Auch der AKW-Neubau Hinkley Point C – zwei Reaktoren mit zusammen 3.400 Megawatt, die EDF Energy 2027 in Betrieb nehmen will – kann diesen Rückgang nicht ausgleichen. Die Londoner Regierung plant allerdings weitere neue Reaktoren. Derzeit verhandelt sie mit dem Betreiber über ein zweites neues Doppel-Kraftwerk, Sizewell C in der Grafschaft Suffolk.

Der Baubeschluss für die neuen Reaktoren am Standort Hinkley Point war erst gefallen, nachdem London EDF Energy eine sehr hohe Einspeisevergütung für die gesamte Laufzeit zugesichert hatte. Atomkraftgegner sind überzeugt, dass Hinkley Point C dauerhaft unwirtschaftlich ist und vor allem aus militärischen Gründen gebaut wird.

Atomstrom erweist sich in Frankreich als unsicher

In Frankreich, wo mit 56 Reaktoren rund die Hälfte der europäischen AKW steht, waren zuletzt bis zu 29 Meiler abgeschaltet. Gründe sind normale Wartungs- und Reparaturarbeiten, die zum Teil wegen Corona nachgeholt werden müssen, sowie Stillstände, weil in neueren Reaktortypen Risse durch Korrosion in Rohrleitungen des Notkühlsystems festgestellt worden waren.

Laut einer Analyse der französischen Atomaufsicht von letzter Woche betrifft das Korrosionsproblem die vier neuesten Reaktoren mit 1.400 Megawatt Leistung sowie 20 neuere mit 1.300 Megawatt. Sie müssen repariert werden. Nicht betroffen sind laut der Aufsicht 32 ältere Anlagen.

Das würde eine gewisse Entspannung bedeuten. Es war nämlich befürchtet worden, dass sämtliche Reaktoren repariert werden müssen. In der jüngsten Hitzewelle mussten zudem einige Reaktoren abgeschaltet werden, weil in Flüssen, die zur Kühlung der AKW gebraucht werden, zu hohe Wassertemperaturen herrschten.

Der AKW-Betreiber EDF hat wegen der Probleme mehrfach seine Prognosen für die Atomstromproduktion heruntergesetzt.
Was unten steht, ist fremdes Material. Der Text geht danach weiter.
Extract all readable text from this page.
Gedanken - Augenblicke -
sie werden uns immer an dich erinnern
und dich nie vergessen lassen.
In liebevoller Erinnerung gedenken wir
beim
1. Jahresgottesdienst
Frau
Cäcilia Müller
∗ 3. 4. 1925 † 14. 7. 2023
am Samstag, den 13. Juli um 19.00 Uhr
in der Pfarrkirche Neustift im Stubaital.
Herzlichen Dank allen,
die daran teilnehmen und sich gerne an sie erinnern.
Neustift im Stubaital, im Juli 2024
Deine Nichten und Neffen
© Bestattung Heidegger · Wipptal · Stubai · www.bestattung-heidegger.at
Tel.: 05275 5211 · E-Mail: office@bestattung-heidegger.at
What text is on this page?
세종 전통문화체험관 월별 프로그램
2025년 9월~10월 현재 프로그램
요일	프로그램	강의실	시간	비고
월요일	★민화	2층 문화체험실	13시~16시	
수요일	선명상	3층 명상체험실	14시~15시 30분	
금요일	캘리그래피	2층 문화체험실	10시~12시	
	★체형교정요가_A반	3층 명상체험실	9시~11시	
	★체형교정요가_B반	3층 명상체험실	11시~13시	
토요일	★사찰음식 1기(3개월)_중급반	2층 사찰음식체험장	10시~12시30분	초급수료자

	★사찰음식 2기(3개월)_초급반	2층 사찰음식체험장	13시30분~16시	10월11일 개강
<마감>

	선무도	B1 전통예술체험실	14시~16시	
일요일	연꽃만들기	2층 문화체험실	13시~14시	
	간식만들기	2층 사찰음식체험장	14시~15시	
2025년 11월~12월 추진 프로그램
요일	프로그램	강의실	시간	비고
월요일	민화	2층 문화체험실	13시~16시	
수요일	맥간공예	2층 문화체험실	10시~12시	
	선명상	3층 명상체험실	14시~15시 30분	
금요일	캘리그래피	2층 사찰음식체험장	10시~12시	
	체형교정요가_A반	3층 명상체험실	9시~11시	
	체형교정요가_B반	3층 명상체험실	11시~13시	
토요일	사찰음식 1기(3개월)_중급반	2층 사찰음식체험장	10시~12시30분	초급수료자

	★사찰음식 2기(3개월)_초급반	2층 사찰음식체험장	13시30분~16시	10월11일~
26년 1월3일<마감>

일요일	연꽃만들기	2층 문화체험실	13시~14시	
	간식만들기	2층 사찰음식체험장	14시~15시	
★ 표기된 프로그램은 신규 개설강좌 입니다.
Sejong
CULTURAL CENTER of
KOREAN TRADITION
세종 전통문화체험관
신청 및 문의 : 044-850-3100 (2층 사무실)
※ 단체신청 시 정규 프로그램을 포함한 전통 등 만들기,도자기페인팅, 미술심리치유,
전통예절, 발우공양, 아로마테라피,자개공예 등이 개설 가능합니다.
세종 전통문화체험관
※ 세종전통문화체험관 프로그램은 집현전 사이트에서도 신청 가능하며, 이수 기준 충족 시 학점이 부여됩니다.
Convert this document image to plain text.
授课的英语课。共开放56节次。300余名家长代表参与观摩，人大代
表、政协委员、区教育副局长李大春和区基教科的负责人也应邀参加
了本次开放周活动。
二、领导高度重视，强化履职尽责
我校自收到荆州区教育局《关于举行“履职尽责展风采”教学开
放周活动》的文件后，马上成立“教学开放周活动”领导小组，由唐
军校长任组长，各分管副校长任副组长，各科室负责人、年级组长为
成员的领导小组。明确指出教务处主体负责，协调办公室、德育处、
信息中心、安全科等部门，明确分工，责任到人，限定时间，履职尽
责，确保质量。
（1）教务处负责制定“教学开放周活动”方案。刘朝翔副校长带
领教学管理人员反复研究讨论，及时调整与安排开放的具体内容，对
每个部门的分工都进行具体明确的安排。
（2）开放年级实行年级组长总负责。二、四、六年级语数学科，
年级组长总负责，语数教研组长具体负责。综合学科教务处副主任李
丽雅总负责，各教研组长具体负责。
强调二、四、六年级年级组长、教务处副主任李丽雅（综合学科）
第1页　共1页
Er rechnet nun für 2022 mit 280 bis 300 Milliarden Kilowattstunden – verglichen mit 360 Milliarden im vergangenen Jahr.

Frankreich ist daher vom Stromexporteur zum -importeur geworden. Deutschland liefert bereits seit September 2021 jeden Monat mehr Strom nach Frankreich, als von dort kommt, so die Daten des Übertragungsnetzbetreibers Entso-E.

Ein neuer Reaktor des Typs EPR ist in Flamanville in der Normandie im Bau, er soll 2023 ans Netz gehen, nach elf Jahren Bauverzögerung und einer Kostenexplosion von geplanten 3,3 Milliarden auf 12,7 Milliarden Euro.

Frankreichs Regierung setzt trotzdem weiter auf die Atomkraft. Sie will sechs neue Atomkraftwerke bauen lassen. Entstehen sollen sie bis 2050. Zudem steckt Paris Geld in die Entwicklung neuartiger, kleiner AKW.